10 Facts About Ankylosing Spondylitis

Ankylosing spondylitis is pronounced ank-kih-low-sing spon-dill-eye-tiss. It is often referred to simply as AS. Ankylosis means “fusion” and spondylitis means “inflammation of the spine.” Here are the basic facts about this form of chronic autoimmune arthritis.

What is AS?

In autoimmune diseases, the immune system malfunctions and attacks healthy tissue. AS primarily affects the spine, causing inflammation of the vertebrae and spinal joints, such as the sacroiliac (SI) joint located where the spine connects to the pelvis. AS can also affect other joints in the body, as well as the eyes, and internal organs.


Genetics play a role in AS, particularly the HLA-B27 gene. Many people have this gene, but only 2 percent of those develop AS. The current theory is that an environmental trigger, e.g., a bacterial infection, starts the immune response leading to the development of AS in those who are susceptible.


AS typically develops between the ages of 15 and 30, although it can also happen at other ages. The first symptoms usually start in the sacroiliac joint. You may feel lower back pain that comes and goes, as well as pain and stiffness in the morning or after a period of inactivity.

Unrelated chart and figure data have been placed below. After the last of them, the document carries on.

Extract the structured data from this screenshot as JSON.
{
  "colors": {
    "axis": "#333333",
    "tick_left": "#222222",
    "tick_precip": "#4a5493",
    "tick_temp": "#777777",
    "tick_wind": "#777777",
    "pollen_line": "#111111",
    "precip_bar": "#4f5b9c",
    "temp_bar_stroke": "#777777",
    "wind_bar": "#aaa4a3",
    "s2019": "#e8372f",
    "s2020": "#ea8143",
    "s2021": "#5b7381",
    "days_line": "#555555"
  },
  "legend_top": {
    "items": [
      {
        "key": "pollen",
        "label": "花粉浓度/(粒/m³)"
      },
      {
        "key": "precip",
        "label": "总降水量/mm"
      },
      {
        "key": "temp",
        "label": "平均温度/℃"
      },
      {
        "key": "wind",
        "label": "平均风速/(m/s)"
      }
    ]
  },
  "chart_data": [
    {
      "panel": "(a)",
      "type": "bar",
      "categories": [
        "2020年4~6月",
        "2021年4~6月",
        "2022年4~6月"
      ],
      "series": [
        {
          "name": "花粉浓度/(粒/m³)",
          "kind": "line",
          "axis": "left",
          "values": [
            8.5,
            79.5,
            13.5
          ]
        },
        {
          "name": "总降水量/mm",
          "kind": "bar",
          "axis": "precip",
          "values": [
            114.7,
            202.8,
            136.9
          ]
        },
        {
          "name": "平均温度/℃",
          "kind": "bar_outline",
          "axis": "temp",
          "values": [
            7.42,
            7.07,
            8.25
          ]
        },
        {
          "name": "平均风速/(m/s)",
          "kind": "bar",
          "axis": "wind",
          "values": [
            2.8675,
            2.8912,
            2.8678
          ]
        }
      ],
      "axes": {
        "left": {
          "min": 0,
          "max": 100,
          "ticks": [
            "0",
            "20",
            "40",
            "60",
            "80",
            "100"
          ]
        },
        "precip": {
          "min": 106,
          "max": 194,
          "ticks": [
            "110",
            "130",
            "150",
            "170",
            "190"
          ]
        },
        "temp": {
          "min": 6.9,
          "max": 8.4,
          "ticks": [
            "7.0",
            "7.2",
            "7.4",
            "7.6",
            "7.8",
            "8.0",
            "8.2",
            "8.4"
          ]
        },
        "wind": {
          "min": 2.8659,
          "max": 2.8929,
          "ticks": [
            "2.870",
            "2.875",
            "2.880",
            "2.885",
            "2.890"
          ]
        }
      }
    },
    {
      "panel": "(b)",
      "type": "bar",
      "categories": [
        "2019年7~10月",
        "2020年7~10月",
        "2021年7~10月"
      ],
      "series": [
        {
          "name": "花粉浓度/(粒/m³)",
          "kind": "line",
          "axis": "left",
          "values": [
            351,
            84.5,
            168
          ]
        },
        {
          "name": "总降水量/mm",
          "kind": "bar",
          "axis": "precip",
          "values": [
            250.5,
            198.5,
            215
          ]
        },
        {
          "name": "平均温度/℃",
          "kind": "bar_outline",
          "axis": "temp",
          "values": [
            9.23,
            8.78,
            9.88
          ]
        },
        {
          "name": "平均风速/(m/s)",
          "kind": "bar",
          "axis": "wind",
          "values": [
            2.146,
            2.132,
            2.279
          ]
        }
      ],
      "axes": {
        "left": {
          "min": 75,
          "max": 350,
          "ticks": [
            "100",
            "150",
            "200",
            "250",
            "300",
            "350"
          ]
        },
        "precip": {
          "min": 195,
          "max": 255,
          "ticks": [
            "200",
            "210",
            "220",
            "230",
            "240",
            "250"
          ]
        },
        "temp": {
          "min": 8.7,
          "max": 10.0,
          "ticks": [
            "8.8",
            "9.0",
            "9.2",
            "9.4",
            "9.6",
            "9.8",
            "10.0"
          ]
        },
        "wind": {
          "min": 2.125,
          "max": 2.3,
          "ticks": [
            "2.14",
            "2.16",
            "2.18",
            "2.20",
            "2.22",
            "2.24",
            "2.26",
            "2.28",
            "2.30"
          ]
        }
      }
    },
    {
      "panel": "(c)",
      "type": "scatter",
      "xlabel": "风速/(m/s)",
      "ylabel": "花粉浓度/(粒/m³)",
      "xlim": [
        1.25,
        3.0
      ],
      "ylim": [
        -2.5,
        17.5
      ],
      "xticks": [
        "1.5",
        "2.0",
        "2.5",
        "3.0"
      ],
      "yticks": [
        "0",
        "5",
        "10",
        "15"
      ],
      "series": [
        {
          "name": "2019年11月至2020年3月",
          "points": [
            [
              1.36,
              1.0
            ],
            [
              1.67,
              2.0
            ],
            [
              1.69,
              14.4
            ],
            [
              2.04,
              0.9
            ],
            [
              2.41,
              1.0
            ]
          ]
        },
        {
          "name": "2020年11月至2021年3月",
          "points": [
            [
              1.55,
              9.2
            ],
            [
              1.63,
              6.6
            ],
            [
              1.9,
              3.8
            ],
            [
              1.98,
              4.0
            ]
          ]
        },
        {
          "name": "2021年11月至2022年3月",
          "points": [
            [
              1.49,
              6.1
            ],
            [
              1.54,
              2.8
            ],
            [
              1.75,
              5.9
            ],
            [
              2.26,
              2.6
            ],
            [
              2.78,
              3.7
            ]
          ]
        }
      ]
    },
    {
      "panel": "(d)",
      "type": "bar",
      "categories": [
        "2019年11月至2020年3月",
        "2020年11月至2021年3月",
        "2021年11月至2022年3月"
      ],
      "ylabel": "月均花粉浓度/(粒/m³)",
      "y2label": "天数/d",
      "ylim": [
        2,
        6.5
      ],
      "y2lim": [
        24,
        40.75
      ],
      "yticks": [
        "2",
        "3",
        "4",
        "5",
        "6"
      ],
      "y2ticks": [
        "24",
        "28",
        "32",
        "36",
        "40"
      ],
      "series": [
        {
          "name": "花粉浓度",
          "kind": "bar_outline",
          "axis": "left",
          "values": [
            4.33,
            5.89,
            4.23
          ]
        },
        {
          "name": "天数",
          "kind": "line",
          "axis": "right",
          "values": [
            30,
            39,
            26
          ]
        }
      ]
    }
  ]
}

Other symptoms include pain and stiffness in other parts of the body, especially the Achilles tendon, the outside of the hips, and along the breastbone.


It can be difficult to diagnose AS and many people live with a mild form of the disease for years without knowing it. An in-depth discussion with your doctor about your symptoms, as well as a physical exam, testing inflammation markers in the blood (CRP and ESR), and imaging tests, can lead to a diagnosis.